After a superb concert of his music last night, William Schuman relaxed and chatted with his audience in the Terrace Theater. The conversation, like his music, was free-flowing, easy and natural. Schuman is almost a national monument in American music, not only as a composer but as the founding president of Lincoln Center and, for 17 years before that, president of the Juilliard School.
He is also as unpretentious (musically and in person) as any composer alive. Rather than his achievements, he talked about his youth as a pop songwriter: "I composed one song with Frank Loesser . . . it was the only flop he ever wrote."

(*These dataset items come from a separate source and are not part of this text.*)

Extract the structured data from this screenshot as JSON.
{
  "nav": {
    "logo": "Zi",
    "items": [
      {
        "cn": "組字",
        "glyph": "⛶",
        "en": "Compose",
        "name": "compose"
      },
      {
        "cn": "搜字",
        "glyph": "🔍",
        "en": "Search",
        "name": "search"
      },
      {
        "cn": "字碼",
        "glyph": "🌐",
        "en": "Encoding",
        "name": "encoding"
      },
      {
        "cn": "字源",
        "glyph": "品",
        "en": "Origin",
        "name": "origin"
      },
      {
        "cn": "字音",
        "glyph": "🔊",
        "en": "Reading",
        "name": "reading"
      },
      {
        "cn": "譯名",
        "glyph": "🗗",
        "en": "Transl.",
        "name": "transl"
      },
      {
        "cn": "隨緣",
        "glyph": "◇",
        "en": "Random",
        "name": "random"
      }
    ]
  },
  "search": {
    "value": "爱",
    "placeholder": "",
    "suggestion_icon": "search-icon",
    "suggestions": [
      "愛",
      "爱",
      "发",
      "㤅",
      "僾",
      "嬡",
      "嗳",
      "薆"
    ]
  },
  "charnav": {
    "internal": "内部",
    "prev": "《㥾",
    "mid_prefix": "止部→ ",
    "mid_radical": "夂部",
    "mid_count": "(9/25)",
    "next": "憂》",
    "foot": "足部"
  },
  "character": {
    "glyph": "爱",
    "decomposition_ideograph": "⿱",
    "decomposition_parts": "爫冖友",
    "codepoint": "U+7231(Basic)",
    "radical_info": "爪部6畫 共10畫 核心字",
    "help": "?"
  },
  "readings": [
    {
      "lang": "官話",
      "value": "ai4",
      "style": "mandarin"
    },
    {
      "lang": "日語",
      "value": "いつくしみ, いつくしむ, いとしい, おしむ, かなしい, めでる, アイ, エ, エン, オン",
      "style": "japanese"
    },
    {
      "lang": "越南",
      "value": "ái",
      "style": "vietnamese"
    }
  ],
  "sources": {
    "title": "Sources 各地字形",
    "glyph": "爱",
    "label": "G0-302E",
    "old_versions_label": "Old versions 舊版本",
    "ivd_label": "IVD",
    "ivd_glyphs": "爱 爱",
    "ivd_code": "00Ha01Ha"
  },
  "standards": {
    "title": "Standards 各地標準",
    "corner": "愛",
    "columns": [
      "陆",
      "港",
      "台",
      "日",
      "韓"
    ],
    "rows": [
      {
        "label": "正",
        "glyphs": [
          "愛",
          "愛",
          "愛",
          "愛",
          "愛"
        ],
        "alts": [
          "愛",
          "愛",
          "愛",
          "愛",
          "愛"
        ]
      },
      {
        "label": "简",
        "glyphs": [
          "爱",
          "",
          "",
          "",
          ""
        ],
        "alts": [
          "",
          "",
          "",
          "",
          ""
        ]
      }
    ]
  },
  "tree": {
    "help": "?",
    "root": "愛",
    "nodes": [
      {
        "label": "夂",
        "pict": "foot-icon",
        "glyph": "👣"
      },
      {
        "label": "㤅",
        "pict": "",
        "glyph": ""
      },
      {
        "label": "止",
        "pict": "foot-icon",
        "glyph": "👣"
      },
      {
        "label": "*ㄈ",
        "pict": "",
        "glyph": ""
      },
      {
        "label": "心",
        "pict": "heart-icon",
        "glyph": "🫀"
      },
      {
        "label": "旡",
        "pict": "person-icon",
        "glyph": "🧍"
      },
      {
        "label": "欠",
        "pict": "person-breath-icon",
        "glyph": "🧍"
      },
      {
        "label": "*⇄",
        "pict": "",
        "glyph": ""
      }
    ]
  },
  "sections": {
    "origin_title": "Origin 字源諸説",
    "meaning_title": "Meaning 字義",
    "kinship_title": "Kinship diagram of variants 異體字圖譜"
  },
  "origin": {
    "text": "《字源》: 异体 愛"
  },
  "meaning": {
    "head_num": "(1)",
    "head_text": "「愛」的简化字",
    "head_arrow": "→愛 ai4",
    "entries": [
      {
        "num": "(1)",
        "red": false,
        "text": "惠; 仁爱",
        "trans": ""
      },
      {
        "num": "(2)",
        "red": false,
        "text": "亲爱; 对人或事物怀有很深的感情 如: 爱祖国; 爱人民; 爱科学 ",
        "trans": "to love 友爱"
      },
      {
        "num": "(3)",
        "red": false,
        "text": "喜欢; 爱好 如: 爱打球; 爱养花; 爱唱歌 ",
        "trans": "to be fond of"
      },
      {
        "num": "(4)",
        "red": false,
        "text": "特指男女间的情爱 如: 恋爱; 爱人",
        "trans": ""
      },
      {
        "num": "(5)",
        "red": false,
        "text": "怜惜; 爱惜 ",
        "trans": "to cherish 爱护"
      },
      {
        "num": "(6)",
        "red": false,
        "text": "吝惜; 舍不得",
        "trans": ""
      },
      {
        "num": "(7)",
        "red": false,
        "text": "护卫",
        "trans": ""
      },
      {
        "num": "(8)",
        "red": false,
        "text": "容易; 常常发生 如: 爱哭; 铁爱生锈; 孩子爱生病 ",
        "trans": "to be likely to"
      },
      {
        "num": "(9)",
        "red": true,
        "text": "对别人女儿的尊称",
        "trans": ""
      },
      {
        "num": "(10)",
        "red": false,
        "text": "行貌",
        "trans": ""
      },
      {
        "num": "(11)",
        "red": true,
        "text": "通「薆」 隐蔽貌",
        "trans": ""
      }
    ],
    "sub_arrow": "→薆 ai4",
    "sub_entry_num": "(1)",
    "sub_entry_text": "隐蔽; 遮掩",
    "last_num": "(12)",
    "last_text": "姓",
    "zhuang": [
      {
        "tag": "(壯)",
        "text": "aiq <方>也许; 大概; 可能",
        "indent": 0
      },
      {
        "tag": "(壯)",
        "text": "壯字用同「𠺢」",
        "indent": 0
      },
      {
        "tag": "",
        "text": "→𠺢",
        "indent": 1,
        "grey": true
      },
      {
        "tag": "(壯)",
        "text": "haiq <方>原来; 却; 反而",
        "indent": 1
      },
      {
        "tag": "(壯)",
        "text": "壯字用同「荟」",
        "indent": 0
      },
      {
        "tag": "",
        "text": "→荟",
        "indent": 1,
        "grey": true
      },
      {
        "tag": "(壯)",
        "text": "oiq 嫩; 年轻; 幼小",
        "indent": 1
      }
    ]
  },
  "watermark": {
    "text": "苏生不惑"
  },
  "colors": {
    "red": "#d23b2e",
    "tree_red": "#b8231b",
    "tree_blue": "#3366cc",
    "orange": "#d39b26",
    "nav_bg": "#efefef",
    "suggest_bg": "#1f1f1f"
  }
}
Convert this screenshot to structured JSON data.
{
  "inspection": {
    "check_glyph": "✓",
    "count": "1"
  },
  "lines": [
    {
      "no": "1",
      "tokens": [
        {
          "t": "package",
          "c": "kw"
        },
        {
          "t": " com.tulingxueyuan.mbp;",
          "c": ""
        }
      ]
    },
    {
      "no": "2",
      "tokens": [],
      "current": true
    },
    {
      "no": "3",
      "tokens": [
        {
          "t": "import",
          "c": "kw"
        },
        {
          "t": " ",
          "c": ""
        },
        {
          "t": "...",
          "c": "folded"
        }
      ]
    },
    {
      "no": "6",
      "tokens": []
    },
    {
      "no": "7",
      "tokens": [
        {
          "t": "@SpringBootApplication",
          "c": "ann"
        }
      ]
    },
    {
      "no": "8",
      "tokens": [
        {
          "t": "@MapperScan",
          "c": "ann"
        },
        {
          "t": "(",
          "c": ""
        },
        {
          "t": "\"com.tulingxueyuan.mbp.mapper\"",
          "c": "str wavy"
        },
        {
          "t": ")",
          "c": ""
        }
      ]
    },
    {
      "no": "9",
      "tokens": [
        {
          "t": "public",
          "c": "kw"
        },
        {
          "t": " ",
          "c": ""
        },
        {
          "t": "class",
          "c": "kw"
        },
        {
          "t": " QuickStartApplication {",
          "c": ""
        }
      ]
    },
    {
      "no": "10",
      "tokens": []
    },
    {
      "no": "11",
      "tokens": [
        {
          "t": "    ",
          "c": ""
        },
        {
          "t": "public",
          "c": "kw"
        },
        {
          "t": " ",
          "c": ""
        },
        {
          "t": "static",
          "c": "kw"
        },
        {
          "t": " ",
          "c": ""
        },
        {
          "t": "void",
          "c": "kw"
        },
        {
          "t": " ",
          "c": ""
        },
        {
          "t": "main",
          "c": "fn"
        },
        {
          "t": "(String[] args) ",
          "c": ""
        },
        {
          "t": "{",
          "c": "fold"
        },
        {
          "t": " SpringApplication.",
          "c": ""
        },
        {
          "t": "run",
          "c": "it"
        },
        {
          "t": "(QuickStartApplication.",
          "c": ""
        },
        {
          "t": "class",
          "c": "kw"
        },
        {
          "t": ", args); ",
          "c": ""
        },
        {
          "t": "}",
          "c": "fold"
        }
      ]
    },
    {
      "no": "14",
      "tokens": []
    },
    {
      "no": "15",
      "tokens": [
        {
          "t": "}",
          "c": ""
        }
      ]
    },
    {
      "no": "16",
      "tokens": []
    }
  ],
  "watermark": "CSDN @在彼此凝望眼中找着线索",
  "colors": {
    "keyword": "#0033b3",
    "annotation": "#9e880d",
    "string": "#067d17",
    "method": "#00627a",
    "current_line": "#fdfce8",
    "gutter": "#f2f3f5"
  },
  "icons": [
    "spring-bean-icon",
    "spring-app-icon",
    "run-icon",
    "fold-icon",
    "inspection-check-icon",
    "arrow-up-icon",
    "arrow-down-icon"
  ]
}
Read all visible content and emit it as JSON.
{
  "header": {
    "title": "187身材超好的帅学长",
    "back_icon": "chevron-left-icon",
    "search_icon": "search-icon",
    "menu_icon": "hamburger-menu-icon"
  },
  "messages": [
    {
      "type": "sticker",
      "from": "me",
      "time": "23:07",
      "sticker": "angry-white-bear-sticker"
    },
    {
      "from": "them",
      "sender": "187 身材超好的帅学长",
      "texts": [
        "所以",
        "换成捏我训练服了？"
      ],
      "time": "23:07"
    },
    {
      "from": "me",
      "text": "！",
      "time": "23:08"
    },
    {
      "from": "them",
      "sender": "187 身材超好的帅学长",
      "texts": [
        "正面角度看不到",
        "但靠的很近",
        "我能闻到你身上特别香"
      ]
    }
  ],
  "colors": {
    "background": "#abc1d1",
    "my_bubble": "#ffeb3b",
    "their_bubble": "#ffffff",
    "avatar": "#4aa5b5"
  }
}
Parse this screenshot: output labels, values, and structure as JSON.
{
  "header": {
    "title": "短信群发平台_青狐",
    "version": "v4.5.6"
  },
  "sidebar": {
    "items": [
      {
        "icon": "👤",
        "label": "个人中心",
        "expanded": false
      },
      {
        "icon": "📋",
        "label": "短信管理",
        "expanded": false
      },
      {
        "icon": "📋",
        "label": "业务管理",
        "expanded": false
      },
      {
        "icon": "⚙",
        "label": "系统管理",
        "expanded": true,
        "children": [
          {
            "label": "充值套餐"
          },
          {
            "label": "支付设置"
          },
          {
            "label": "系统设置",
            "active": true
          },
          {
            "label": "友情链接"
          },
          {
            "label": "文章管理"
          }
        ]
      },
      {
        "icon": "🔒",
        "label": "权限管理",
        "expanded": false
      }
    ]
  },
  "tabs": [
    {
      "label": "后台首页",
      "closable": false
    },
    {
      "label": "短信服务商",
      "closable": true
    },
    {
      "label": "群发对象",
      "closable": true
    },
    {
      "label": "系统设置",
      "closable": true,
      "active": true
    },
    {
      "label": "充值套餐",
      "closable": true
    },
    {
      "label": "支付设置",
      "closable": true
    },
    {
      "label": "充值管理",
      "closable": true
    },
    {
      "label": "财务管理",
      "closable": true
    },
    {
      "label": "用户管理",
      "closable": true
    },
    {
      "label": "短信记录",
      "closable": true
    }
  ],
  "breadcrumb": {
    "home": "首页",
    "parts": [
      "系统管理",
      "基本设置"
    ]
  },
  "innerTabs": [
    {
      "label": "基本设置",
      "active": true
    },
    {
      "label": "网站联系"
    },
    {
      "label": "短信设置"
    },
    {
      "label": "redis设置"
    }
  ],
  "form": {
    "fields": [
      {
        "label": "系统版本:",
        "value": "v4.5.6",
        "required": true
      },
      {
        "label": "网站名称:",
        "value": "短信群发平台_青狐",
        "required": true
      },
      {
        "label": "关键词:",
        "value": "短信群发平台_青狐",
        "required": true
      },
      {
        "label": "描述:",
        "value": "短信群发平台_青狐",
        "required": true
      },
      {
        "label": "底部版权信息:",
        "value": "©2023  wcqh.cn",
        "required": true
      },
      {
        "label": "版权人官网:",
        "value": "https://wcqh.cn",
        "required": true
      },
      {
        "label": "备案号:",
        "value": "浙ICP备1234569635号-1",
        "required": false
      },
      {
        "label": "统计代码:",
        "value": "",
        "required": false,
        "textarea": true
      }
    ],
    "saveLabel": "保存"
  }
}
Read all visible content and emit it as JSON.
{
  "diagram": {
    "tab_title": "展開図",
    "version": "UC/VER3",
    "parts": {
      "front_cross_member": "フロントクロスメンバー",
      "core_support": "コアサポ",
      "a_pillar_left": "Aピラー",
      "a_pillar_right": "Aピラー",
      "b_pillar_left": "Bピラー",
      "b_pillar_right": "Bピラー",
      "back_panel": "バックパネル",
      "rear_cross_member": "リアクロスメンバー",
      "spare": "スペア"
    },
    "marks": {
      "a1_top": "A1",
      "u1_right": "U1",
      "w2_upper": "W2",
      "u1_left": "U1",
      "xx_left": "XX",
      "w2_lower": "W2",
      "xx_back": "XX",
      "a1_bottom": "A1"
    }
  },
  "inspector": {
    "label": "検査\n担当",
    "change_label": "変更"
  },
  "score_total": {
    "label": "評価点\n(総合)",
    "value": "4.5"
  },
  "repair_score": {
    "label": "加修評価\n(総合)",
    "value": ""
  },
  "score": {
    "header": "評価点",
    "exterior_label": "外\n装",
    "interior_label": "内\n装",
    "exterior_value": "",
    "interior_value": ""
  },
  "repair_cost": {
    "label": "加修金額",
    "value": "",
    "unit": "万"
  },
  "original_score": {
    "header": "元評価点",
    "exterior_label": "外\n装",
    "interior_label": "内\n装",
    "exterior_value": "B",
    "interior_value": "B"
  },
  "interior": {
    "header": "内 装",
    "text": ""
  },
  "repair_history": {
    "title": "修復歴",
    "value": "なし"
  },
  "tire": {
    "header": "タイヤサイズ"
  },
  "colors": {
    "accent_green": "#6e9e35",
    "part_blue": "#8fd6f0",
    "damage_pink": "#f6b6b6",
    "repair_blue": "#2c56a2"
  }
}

Or about the plight of the composer in our time: "There's a lot to complain about, but it's not a very useful exercise . . . Nothing tells you that you have to make a living out of music, and nothing tells you that if you write music it has to be performed all the time. That's not your battle; your battle is to fight an empty page successfully."
Schuman has composed as many symphonies as Beethoven, and is probably best known for the third of them, for his brilliant orchestration of the organ "Variations on 'America' " by Charles Ives, and for his opera based on "Casey at the Bat," which is more often mentioned than performed. But last night's program was devoted to relatively unfamiliar chamber and choral music.
Before intermission, there were two lengthy, contemplative, beautifully composed works. "Night Journey," a tense, dramatic piece for 15 instruments written as a ballet for Martha Graham, was exquisitely performed by the Peabody Contemporary Music Ensemble, Frederik Prausnitz conducting. "In Sweet Music," a setting of a Shakespeare song, is preceded by a long, wordless meditation on its melody. Last night, soprano Rosalind Rees, flutist Carol Wincenc, violist Donald McInnes and harpist Susan Jolles made one wish the melody would never end.
In the second half, Paul Traver and his superb, 40-voice chamber ensemble from the University of Maryland Chorus sang a selection of his choral works with their customary verbal clarity and rich, balanced tone. Highlights included the wittily deadpan "Five Rounds on Famous Words," "Perceptions" (like "Night Journey," a Washington premiere) with richly emotive texts from Walt Whitman and, for a powerful conclusion, a terse, energetic "Te Deum."
The Kennedy Center's American Composers Series, which concluded its second season with this program, is one of the most innovative and fascinating events in the rich musical life of this city. The choice of Schuman for the final presentation, with the superb craftsmanship of his music and the easygoing warmth of his personality, brought it to a fine conclusion on a tonic major chord after some earlier dissonances.